Data is present everywhere in our lives. Even a time-honored tradition like your Thanksgiving meal isn't immune from data. It's actually all the opposite.
Many of the ingredients that make up the traditional Thanksgiving meal are of course grown or raised on farms. Your turkey has been fed grain and various other nutrients, themselves grown and transformed by farmers and the agro-industry. The corn and sweet potatoes sidings, and that beautiful pumpkin you bought to bake dessert, grow in fields near you or at the other end of the country. Do you think that soil, water, and fertilizers are sufficient to grow your meal? Think again: Data makes your meal grow.
Thanks to research based on gigantic amounts of farming performance data, crops are now engineered to be resistant to diseases and parasites, and to maximize yield. Weather predictions, soil chemical composition, and farming techniques inform the sowing and harvest timing, and the types of fertilizers needed. There is little room left for guesswork or empirical farming: The entire process of producing fresh food has been fully digitalized.

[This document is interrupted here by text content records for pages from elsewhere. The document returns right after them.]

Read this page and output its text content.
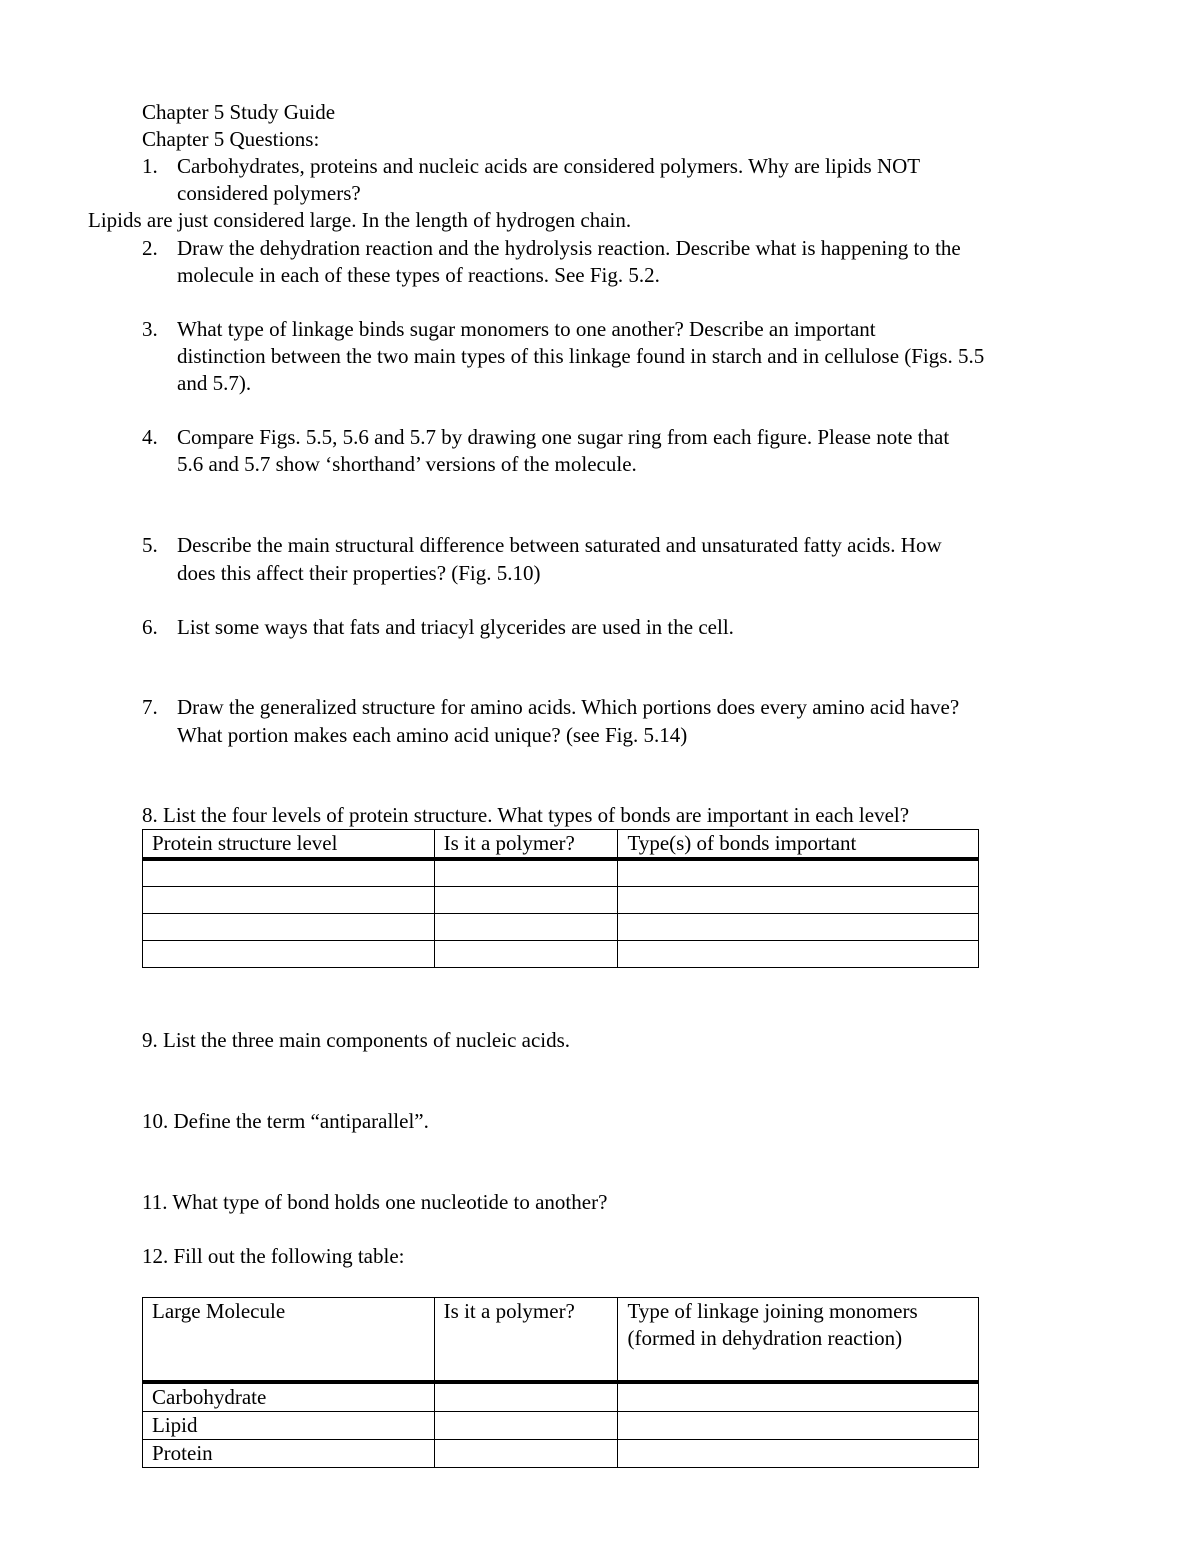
Chapter 5 Study Guide
Chapter 5 Questions:
1. Carbohydrates, proteins and nucleic acids are considered polymers. Why are lipids NOT
considered polymers?
Lipids are just considered large. In the length of hydrogen chain.
2. Draw the dehydration reaction and the hydrolysis reaction. Describe what is happening to the
molecule in each of these types of reactions. See Fig. 5.2.
3. What type of linkage binds sugar monomers to one another? Describe an important
distinction between the two main types of this linkage found in starch and in cellulose (Figs. 5.5
and 5.7).
4. Compare Figs. 5.5, 5.6 and 5.7 by drawing one sugar ring from each figure. Please note that
5.6 and 5.7 show ‘shorthand’ versions of the molecule.
5. Describe the main structural difference between saturated and unsaturated fatty acids. How
does this affect their properties? (Fig. 5.10)
6. List some ways that fats and triacyl glycerides are used in the cell.
7. Draw the generalized structure for amino acids. Which portions does every amino acid have?
What portion makes each amino acid unique? (see Fig. 5.14)
8. List the four levels of protein structure. What types of bonds are important in each level?
Protein structure level	Is it a polymer?	Type(s) of bonds important

9. List the three main components of nucleic acids.
10. Define the term “antiparallel”.
11. What type of bond holds one nucleotide to another?
12. Fill out the following table:
Large Molecule	Is it a polymer?	Type of linkage joining monomers (formed in dehydration reaction)
Carbohydrate		
Lipid		
Protein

You are then marketed this meal. Because you are a person of habits, and because you have been volunteering so much data for years, your supermarket knows how long in advance you are buying the turkey. And so they make sure you stay faithful to them by sending the proper coupons, discounts and reminders. Maybe this year they developed new tools, such as a turkey chooser app for your phone: enter details about your guests, and the app tells you which turkey to pick and sends an instant coupon (then you can uninstall the app until next year).
Cooking is next. On your tablet, you browse hundreds of recipes, trying to find one your family has not tasted before. Google helps you there, knowing your browsing and search history. If any of your guests has food allergies, finding a suitable recipe is easier than ever.
Your guests reach your house thanks to data. Navigation systems and traffic conditions are of course inherently data-driven, but so are modern cars, with hundreds of sensors that monitor permanently critical parameters and driving conditions.
Around the table, there is less catching up to do than before since everybody is permanently connected via social networks. But, chances are, someone you know has been a victim of data theft or some other digital fraud -- that will make for a good data-oriented discussion.
After that feast, there are other key data-driven activities to consider. The first one is how to burn all these calories you have ingested. Entering them in your fitness app is not enough: you are going to need several runs, stints at the gym, or walks around the block. Luckily, your fitness tracker keeps track of these and tells you how you're doing against your goal. And your connected bathroom scale helps by reminding you every morning.
But before you can go and exercise on your own, you will probably watch a football game. This year, the Chicago Bears are playing the Detroit Lions, the Philadelphia Eagles are playing the Dallas Cowboys, and the Seattle Seahawks are playing the San Francisco 49ers. All these games will be driven by data, as are most modern sports.
Can someone pass the cranberry sauce and the data stuffing, please?